Everyone on this list had large and unusual appetites, but at least most of them consumed food. That cannot be said for 17th‑century Italian soldier Francis Battalia. We’ll let you guess what his preferred nourishment was, but we’ll give you a hint – he was known as the Stone‑Eater.

Like others, Battalia turned his peculiar eating habits into a sideshow performance. In front of a curious crowd, he would swallow large plates full of stones and gravel, and then shake his body violently so the people could hear them rustle inside his stomach.

Unsurprisingly, some people were skeptical and thought that Battalia was faking the whole thing, but he allowed himself to be tested to show that his Stone‑Eater act was legit. A doctor named Bulwer wrote an account of Battalia in his paper Artificial Changeling. He claimed that the Italian was monitored for 24 hours, a time during which he not only ate exclusively rocks, but also excreted a sandy and crumbly substance.

2 Tarrare

The third and final Frenchman on our list, Tarrare was someone who, like others previously mentioned, would eat just about everything he could get his hands on. However, he didn’t do it to set records or to put on a show, he did it because his hunger simply would not stop.

Ostensibly born in Lyon circa 1772, Tarrare’s gargantuan appetite started exhibiting from an early age. Eventually, unable to feed him, his parents kicked him out, so teenage Tarrare roamed the streets of France, begging, stealing, and putting on sideshows to try and satiate his unending appetite.

When the War of the First Coalition broke out, Tarrare joined the French Revolutionary Army, but even quadruple rations weren’t enough to satisfy him. He was admitted to the hospital, where doctors were mainly interested in testing the limits of his gluttony. They once fed Tarrare a meal fit for fifteen men, which he devoured without any problem. They started feeding him live animals – cats, dogs, snakes, lizards – Tarrare ate them all without hesitation.

The army tried using him as a courier who would swallow secret documents, cross the border and pass them through his system a couple of days later. The experiment was an abysmal failure, as Tarrare was caught immediately, kept prisoner for a few days, given a beating, and sent over the border.

Back in France, doctors started experimenting on him again, but would no longer feed him all he could eat. Whenever Tarrare didn’t get his fill, he prowled the streets at night, scrounging the gutters for garbage and offal. He then moved on to munching on the corpses in the morgue and was even suspected of stealing and eating a toddler. At that point, the doctors said enough is enough and chased the famished fiend out of the hospital.

1 Charles Darwin

Charles Darwin on the Beagle - 10 historical figures with wild appetites

We end with the most famous name on our list – Charles Darwin. Obviously, he was a man fascinated with the animal world around him, and it seems that this fascination also included wanting to know how they all tasted…for science, of course.

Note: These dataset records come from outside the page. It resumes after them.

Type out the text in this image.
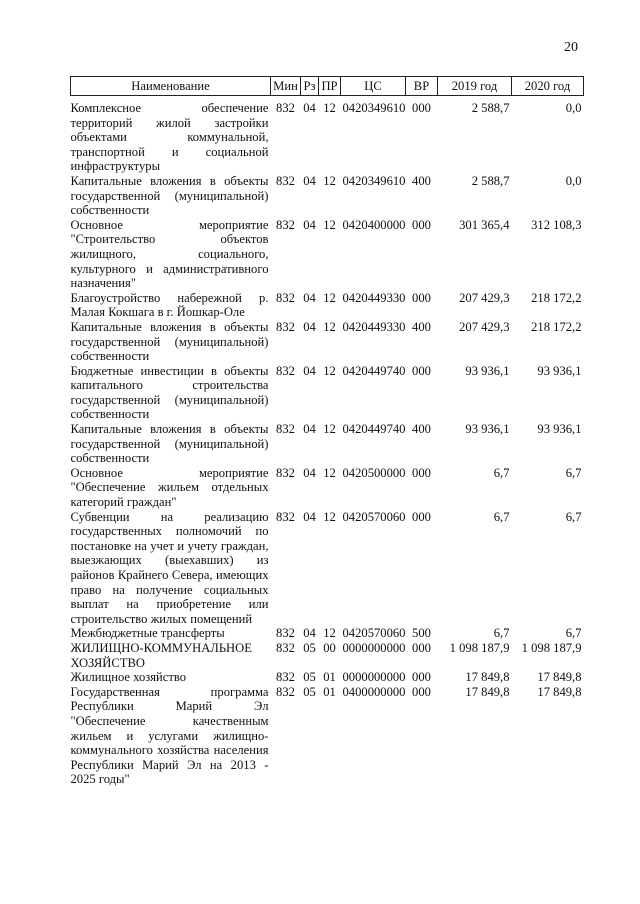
20
Наименование	Мин	Рз	ПР	ЦС	ВР	2019 год	2020 год

Комплексное обеспечение территорий жилой застройки объектами коммунальной, транспортной и социальной инфраструктуры	832	04	12	0420349610	000	2 588,7	0,0
Капитальные вложения в объекты государственной (муниципальной) собственности	832	04	12	0420349610	400	2 588,7	0,0
Основное мероприятие "Строительство объектов жилищного, социального, культурного и административного назначения"	832	04	12	0420400000	000	301 365,4	312 108,3
Благоустройство набережной р. Малая Кокшага в г. Йошкар-Оле	832	04	12	0420449330	000	207 429,3	218 172,2
Капитальные вложения в объекты государственной (муниципальной) собственности	832	04	12	0420449330	400	207 429,3	218 172,2
Бюджетные инвестиции в объекты капитального строительства государственной (муниципальной) собственности	832	04	12	0420449740	000	93 936,1	93 936,1
Капитальные вложения в объекты государственной (муниципальной) собственности	832	04	12	0420449740	400	93 936,1	93 936,1
Основное мероприятие "Обеспечение жильем отдельных категорий граждан"	832	04	12	0420500000	000	6,7	6,7
Субвенции на реализацию государственных полномочий по постановке на учет и учету граждан, выезжающих (выехавших) из районов Крайнего Севера, имеющих право на получение социальных выплат на приобретение или строительство жилых помещений	832	04	12	0420570060	000	6,7	6,7
Межбюджетные трансферты	832	04	12	0420570060	500	6,7	6,7
ЖИЛИЩНО-КОММУНАЛЬНОЕ ХОЗЯЙСТВО	832	05	00	0000000000	000	1 098 187,9	1 098 187,9
Жилищное хозяйство	832	05	01	0000000000	000	17 849,8	17 849,8
Государственная программа Республики Марий Эл "Обеспечение качественным жильем и услугами жилищно-коммунального хозяйства населения Республики Марий Эл на 2013 - 2025 годы"	832	05	01	0400000000	000	17 849,8	17 849,8
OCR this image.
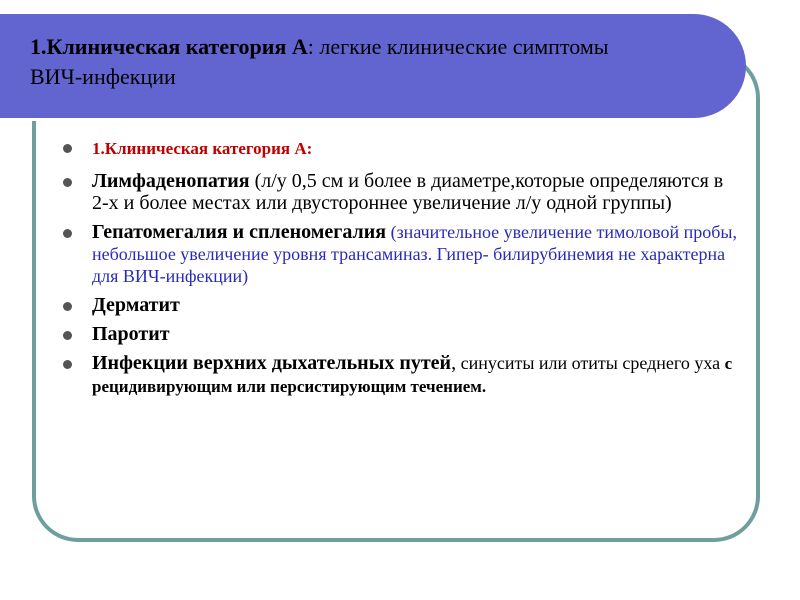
1.Клиническая категория А: легкие клинические симптомы ВИЧ-инфекции
1.Клиническая категория А:
Лимфаденопатия (л/у 0,5 см и более в диаметре,которые определяются в 2-х и более местах или двустороннее увеличение л/у одной группы)
Гепатомегалия и спленомегалия (значительное увеличение тимоловой пробы, небольшое увеличение уровня трансаминаз. Гипер- билирубинемия не характерна для ВИЧ-инфекции)
Дерматит
Паротит
Инфекции верхних дыхательных путей, синуситы или отиты среднего уха с рецидивирующим или персистирующим течением.
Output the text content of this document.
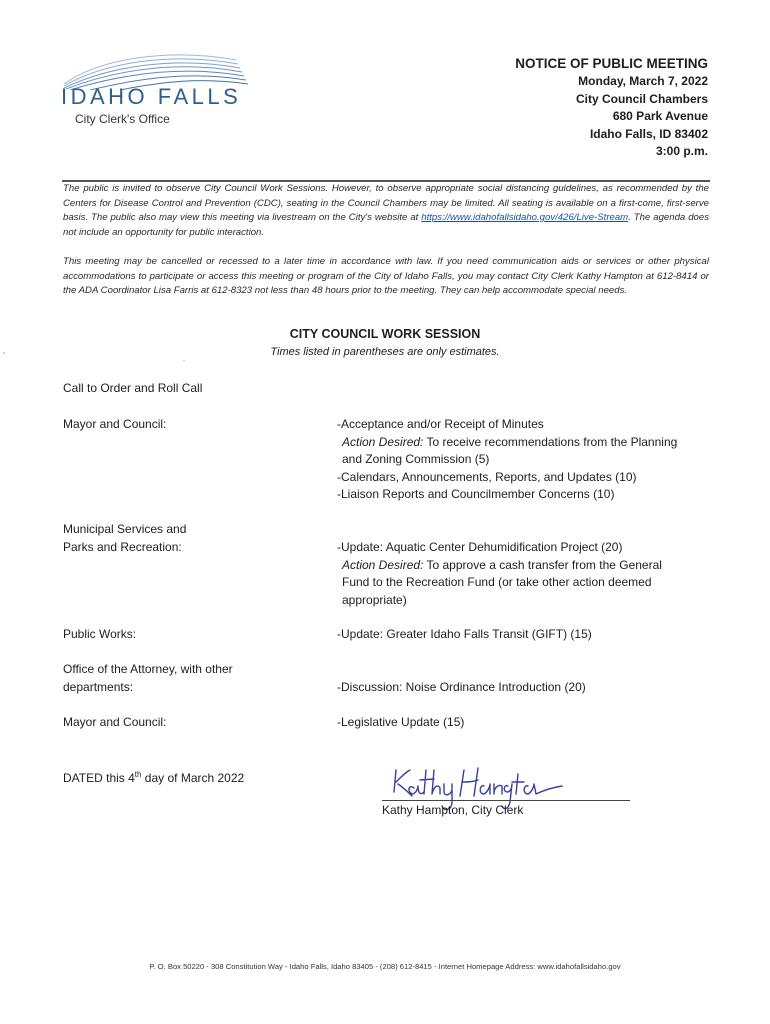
IDAHO FALLS
City Clerk's Office
NOTICE OF PUBLIC MEETING
Monday, March 7, 2022
City Council Chambers
680 Park Avenue
Idaho Falls, ID 83402
3:00 p.m.
The public is invited to observe City Council Work Sessions. However, to observe appropriate social distancing guidelines, as recommended by the Centers for Disease Control and Prevention (CDC), seating in the Council Chambers may be limited. All seating is available on a first-come, first-serve basis. The public also may view this meeting via livestream on the City's website at https://www.idahofallsidaho.gov/426/Live-Stream. The agenda does not include an opportunity for public interaction.
This meeting may be cancelled or recessed to a later time in accordance with law. If you need communication aids or services or other physical accommodations to participate or access this meeting or program of the City of Idaho Falls, you may contact City Clerk Kathy Hampton at 612-8414 or the ADA Coordinator Lisa Farris at 612-8323 not less than 48 hours prior to the meeting. They can help accommodate special needs.
CITY COUNCIL WORK SESSION
Times listed in parentheses are only estimates.
Call to Order and Roll Call
Mayor and Council:	-Acceptance and/or Receipt of Minutes
Action Desired: To receive recommendations from the Planning
and Zoning Commission (5)
-Calendars, Announcements, Reports, and Updates (10)
-Liaison Reports and Councilmember Concerns (10)
Municipal Services and
Parks and Recreation:	-Update: Aquatic Center Dehumidification Project (20)
Action Desired: To approve a cash transfer from the General
Fund to the Recreation Fund (or take other action deemed
appropriate)
Public Works:	-Update: Greater Idaho Falls Transit (GIFT) (15)
Office of the Attorney, with other
departments:	-Discussion: Noise Ordinance Introduction (20)
Mayor and Council:	-Legislative Update (15)
DATED this 4th day of March 2022
Kathy Hampton, City Clerk
P. O. Box 50220 - 308 Constitution Way - Idaho Falls, Idaho 83405 - (208) 612-8415 - Internet Homepage Address: www.idahofallsidaho.gov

Darwin first started indulging in this habit during his student years at Cambridge, where he became a member of the Glutton Club, whose goal was to feast on “birds and beasts which were before unknown to the human palate.” They ate hawks and bitterns, but were left supremely disappointed by a dish of brown owl, which Darwin could later only describe as “indescribable.”

Once aboard the Beagle and headed to faraway lands, Darwin could once again indulge his cravings for rare and exotic meat. Pumas, iguanas, giant tortoises, and armadillos were all on the menu, but it was a giant rodent assumed to be an agouti that the naturalist described as “the very best meat [he] ever tasted.”